Fans of his work know that Alex Ross writes mainly about classical music, and Listen To This highlights some of his best writing on the genre in the last decade, including fantastic essays on Mozart, Schubert, and late-period Brahms. But he also has something for contemporary music fans, with almost equally enlightening essays on Bob Dylan, Radiohead and Bjork. His knowledge of music is deep--he grew up listening to classical instead of popular music, and took music lessons as a teenager-- and he applies the same critical musical eye to Kid A and Medulla as he does the Eroica. Indeed, Ross shows us that some of our best pop composers pay just as much attention to textures, rhythm, harmony, and melody as a composer of orchestral music would, and I saw these artists from a new angle.
In fact, this conjunction of music, crossing the border from classical to pop as he calls it, is precisely the book's strength, and possibly its greatest potential benefit. Though these essays are primarily about classical music, he writes with such a contagious zeal, with such an obvious love of music, that he shades the restrictive boundaries we've created to categorize music. He does this well in the above-mentioned pieces. But nowhere is this idea better put than in his essay, "Chacona, Lamento, Walking Blues", where he ties the basso lamento of the middle ages through the centuries all the way to Led Zeppelin's "Dazed and Confused". Ross gets it. He gets that music is music and any genre of it has the ability to touch anyone.
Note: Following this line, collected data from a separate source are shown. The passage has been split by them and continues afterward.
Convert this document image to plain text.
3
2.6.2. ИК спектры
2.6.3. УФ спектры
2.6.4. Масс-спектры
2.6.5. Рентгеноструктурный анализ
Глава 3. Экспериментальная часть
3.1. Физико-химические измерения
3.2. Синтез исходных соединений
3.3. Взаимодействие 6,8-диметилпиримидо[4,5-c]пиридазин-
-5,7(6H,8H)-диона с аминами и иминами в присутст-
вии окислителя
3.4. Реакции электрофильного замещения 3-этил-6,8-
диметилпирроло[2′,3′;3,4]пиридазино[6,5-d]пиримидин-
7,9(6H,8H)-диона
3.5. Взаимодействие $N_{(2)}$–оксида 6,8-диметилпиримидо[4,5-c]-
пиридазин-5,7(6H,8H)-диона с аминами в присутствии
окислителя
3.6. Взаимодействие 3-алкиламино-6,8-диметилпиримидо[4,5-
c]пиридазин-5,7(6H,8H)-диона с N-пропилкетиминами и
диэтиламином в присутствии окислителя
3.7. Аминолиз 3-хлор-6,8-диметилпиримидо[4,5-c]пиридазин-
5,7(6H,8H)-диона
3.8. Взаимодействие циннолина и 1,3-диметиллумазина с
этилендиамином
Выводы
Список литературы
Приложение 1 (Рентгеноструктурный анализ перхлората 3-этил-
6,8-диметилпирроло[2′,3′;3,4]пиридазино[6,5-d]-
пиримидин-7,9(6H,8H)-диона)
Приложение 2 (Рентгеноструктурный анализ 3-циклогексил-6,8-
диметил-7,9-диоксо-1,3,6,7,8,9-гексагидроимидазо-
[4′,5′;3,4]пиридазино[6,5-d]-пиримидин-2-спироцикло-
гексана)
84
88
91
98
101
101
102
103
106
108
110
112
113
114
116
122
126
Still, his first love is classical, and nothing seems to concern him as much as the forms lack of popularity, especially the greatly underappreciated works of the twentieth century. This concern informs many of the essays. In "Listen to This", Ross outlines the history of classical music's popular decline. He blames it partially on what he calls the "sacralization" of music, a process over time that turned the proceedings of a classical music concert into an almost religious experience. The most glaring example of this snobbery, the prohibition on applauding mid-piece, even between movements, is explained. But perhaps worse than ridiculous rules of etiquette was what Ross calls the "fetishizing" of the past, the etching of the great classical composers onto a musical equivalent of Mt Rushmore, where there's no room for new faces. He argues that this prompted modern composers to write for one another, pushing the music into territory far removed from the classical repertoire and foreign to the ears of most listeners who were untrained to catch the musical `advancements' these artists were making.
I found the error of the modern composer's way neatly summarized in Ross's essay on Mozart, which is called, "The Storm of Style: Mozart's Golden Mean". Mozart's `Golden Mean' is early advice the composer's father, Leopold, gave him. Leopold told the young Wolfgang that he had to write music that would be appreciated by both connoisseurs of music as well as the general public. As enjoyably and thought-provokingly as Ross writes, I would've liked to have seen him tie the problem of modern music to this simple rule. Because as a fan of classical music who hates just about every modern orchestral piece he's ever heard, I see this as the core problem. I often read rave reviews about contemporary composers, like John Adams, Jennifer Higdon, and Osvaldo Golijov. But they're almost always written by the intelligentsia of classical music: conductors, other composers, or the classical press, people like Ross. Modern composers must make music smart AND entertaining for regular listeners. Otherwise the music will remain as distant from most of us as the lives of the great composers are. Most people can enjoy Beethoven's 5th symphony, even if they don't understand how he spends the entire symphony harmonically taking apart the famous eight-note beginning. But will the average listener appreciate Stravinsky's Rite of Spring if they don't know about or understand the rhythmic intricacies of the piece? I doubt so, in most cases. It's all about the golden mean.
Of course, many people could appreciate classical music more if they gave it the time and attention it deserves. But given the average attention span these days, perhaps the future lies in Ross's essays on pop music. Maybe Radiohead and Bjork are our modern masters. Both are inspired by the composer Olivier Messiaen, but have used his influence in a form more readily accessible in the current world culture. In the essay, "Symphony of Millions", Ross goes to China and finds music conservatories there teaching not just classical theory, but also pop-music arranging. As we may find China driving world culture in the twenty-first century, is this a sign that blended genres and shorter works will render modern orchestral compositions permanently irrelevant? (Indeed, I think some of the more successful contemporary orchestral works already do blend genres. See Golijov, for example.)
Wherever you come down on the issue, Ross's thought-provoking work is a great guide to have in the thinking process. He hits his own golden mean with his engaging and intelligent writing, which will appeal to a broad category of music-lover, not just classical fans. It's for anyone who wants to know how music works its magic, and the artists who create that magic.